Une nouvelle arme récemment mise en marché fera rêver tous les fidèles représentants de la loi et l’ordre ayant déjà perdu de vue un dangereux criminel de la pensée lors d’une manifestation anti-establishement : la nouvelle arme haute vitesse à l’ADN, le SelectaDNA High Velocity.

« Disponible sous la forme d’un pistolet ou d’un fusil, ce nouveau concept pratique permet aux policiers et aux militaires de demeurer à une distance sécuritaire (de 30 à 40 mètres) d’une cible potentielle en tirant une pastille de SelectaDNA High Velocity […]

Le directeur général de Selecta, Andrew Knights, a déclaré : “Lorsqu’elle entre en contact avec la cible, la solution SelectaDNA à code unique laisse une trace d’ADN synthétique qui permettra aux autorités en question de confirmer si la personne a été impliquée ou non dans une situation particulière, ce qui pourrait en bout de ligne conduire à une arrestation et une poursuite judiciaire.” » (SelectaDNA High Velocity DNA Tagging System)

Si elle nous vante l’utilité de l’arme à l’ADN dans des situations de contrôle de foules, la compagnie ne nous explique pas comment un individu marqué pendant des semaines par une pastille codée à l’ADN peut être retracé, mais seulement comment il peut être identifié en étant exposé à une lampe UV.

On ne nous dit pas non plus quel effet cette pastille peut avoir sur la santé.
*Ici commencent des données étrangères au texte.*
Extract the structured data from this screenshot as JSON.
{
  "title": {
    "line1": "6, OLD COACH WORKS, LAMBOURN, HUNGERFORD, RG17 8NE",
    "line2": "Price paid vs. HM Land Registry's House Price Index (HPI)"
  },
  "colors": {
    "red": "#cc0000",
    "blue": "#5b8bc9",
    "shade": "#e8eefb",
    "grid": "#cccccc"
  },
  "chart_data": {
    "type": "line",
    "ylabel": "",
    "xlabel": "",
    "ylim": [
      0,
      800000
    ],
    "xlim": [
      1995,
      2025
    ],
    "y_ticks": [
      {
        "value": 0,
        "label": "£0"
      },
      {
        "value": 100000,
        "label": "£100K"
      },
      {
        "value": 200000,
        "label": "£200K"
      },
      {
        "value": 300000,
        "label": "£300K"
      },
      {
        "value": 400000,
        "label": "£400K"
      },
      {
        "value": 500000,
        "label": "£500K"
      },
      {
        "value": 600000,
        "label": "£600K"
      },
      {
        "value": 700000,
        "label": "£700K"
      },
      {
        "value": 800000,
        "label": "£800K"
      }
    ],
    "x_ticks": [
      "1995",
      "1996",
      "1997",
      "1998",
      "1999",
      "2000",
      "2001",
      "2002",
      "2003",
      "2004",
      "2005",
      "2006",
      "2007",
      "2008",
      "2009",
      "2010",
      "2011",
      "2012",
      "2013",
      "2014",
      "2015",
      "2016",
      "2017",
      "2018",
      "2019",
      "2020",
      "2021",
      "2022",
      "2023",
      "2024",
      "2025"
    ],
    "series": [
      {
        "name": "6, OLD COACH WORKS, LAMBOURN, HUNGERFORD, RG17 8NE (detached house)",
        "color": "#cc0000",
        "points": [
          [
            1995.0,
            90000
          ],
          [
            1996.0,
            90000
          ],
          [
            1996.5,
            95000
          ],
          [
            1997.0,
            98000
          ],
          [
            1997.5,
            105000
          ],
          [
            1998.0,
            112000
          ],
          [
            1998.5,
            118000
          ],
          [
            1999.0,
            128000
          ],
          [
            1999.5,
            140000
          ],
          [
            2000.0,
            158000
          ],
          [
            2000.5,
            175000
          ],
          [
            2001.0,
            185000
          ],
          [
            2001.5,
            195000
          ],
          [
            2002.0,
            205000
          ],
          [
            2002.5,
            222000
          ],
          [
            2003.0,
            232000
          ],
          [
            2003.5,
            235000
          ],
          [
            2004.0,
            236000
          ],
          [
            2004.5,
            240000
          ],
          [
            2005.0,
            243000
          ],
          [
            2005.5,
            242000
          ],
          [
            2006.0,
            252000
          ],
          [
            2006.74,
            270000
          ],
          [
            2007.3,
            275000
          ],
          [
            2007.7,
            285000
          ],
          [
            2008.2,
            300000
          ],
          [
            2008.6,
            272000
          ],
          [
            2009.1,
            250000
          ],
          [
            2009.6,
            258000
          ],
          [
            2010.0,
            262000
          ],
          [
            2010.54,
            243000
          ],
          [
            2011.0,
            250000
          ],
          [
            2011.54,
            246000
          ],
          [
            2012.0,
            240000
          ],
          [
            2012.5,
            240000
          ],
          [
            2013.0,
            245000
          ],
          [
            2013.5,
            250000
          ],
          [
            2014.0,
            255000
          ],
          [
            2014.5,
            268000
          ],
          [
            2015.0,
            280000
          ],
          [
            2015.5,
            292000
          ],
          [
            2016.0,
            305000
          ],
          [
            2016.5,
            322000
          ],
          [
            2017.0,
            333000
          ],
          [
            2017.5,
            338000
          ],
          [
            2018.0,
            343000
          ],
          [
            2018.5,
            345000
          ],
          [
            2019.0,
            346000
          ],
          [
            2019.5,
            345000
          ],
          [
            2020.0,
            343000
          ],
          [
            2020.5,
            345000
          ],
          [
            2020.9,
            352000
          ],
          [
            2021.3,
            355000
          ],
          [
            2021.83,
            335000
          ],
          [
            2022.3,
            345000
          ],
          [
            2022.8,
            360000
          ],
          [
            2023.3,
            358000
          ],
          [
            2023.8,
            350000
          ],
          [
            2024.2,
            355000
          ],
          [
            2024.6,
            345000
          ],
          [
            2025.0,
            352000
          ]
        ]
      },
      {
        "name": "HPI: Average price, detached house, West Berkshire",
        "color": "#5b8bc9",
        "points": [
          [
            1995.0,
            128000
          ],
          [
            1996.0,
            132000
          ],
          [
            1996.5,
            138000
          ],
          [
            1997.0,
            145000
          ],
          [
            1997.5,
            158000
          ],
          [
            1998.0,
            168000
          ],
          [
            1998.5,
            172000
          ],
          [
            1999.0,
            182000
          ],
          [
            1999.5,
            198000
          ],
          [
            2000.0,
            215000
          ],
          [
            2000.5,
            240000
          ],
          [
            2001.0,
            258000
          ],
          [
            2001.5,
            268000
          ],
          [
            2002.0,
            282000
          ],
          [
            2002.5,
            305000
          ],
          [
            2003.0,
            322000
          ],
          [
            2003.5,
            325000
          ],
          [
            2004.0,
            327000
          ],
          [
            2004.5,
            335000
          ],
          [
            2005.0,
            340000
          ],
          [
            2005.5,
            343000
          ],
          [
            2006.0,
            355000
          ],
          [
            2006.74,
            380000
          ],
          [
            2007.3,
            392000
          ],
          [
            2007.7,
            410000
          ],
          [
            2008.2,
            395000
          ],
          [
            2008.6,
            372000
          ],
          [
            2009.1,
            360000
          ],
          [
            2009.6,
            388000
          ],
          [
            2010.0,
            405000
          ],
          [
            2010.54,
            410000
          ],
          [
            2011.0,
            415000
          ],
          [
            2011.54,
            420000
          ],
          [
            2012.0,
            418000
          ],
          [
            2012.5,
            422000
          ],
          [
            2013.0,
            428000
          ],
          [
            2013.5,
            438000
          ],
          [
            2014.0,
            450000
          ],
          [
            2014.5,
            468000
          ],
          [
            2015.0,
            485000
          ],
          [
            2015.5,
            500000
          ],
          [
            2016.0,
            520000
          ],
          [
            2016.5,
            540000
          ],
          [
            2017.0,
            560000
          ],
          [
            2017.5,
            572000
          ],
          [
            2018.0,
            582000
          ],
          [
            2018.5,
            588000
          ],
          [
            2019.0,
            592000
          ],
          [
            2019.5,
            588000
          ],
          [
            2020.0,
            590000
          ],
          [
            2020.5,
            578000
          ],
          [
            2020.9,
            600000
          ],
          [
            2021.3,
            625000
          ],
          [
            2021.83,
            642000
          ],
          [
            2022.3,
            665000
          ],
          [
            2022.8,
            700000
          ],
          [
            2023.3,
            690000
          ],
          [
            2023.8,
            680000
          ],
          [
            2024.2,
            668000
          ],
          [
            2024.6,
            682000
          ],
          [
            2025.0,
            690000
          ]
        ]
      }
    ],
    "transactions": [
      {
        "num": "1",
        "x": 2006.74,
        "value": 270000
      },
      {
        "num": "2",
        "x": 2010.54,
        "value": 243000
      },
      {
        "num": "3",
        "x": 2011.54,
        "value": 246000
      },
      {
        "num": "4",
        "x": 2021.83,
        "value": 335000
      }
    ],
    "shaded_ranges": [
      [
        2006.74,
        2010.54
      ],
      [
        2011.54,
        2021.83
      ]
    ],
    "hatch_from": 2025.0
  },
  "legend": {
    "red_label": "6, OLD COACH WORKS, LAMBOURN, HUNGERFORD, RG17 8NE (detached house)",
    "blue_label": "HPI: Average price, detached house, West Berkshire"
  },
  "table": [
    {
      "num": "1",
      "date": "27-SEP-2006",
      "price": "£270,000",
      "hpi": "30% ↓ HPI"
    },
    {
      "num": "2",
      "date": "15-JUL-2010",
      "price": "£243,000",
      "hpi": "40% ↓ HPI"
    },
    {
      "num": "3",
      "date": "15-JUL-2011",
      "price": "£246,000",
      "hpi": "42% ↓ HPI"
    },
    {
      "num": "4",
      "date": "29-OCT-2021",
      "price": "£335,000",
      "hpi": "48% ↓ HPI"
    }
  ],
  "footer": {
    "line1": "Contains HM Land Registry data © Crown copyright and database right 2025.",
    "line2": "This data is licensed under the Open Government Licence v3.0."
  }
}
On nous rassure tout de même sur la sélection de produits de marquage de biens SelectaDNA, dont les aérosols et les gels antivols : ils sont « non toxiques, ce qui signifie que vos biens n’ont aucun impact environnemental ».

L’infopublicité mise sur l’utilité de l’arme non létale pour marquer des individus dans des situations « d’émeutes » ou de difficultés à « contrôler des foules » :

« Identifier un individu à distance ou dans une foule peut représenter un défi pour les représentants de la loi et les forces de l’ordre, surtout dans le cas d’émeutes ou s’ils éprouvent des difficultés à contrôler des foules. »

On ne semble pas voir la flagrante contradiction : s’il est difficile d’« identifier un individu dans une foule » incontrôlable ou une émeute, alors le viser et l’atteindre avec une arme doit l’être tout autant, sinon plus. Comment s’assurer que l’individu marqué à l’ADN n’a pas été touché par une pastille perdue?

Bref, il existe très peu d’information sur ce nouvel engin et bien des questions demeurent. Il est particulièrement inquiétant de voir qu’il sera probablement utilisé lors de manifestations contre le pouvoir établi dans des pays dit démocratiques et prônant la liberté d’expression, comme le sont actuellement les balles de caoutchouc et le pistolet Taser qui ont blessé et même tué des innocents. Par ailleurs, ce pistolet à l’ADN sera sans doute la source de multiples erreurs sur la personne.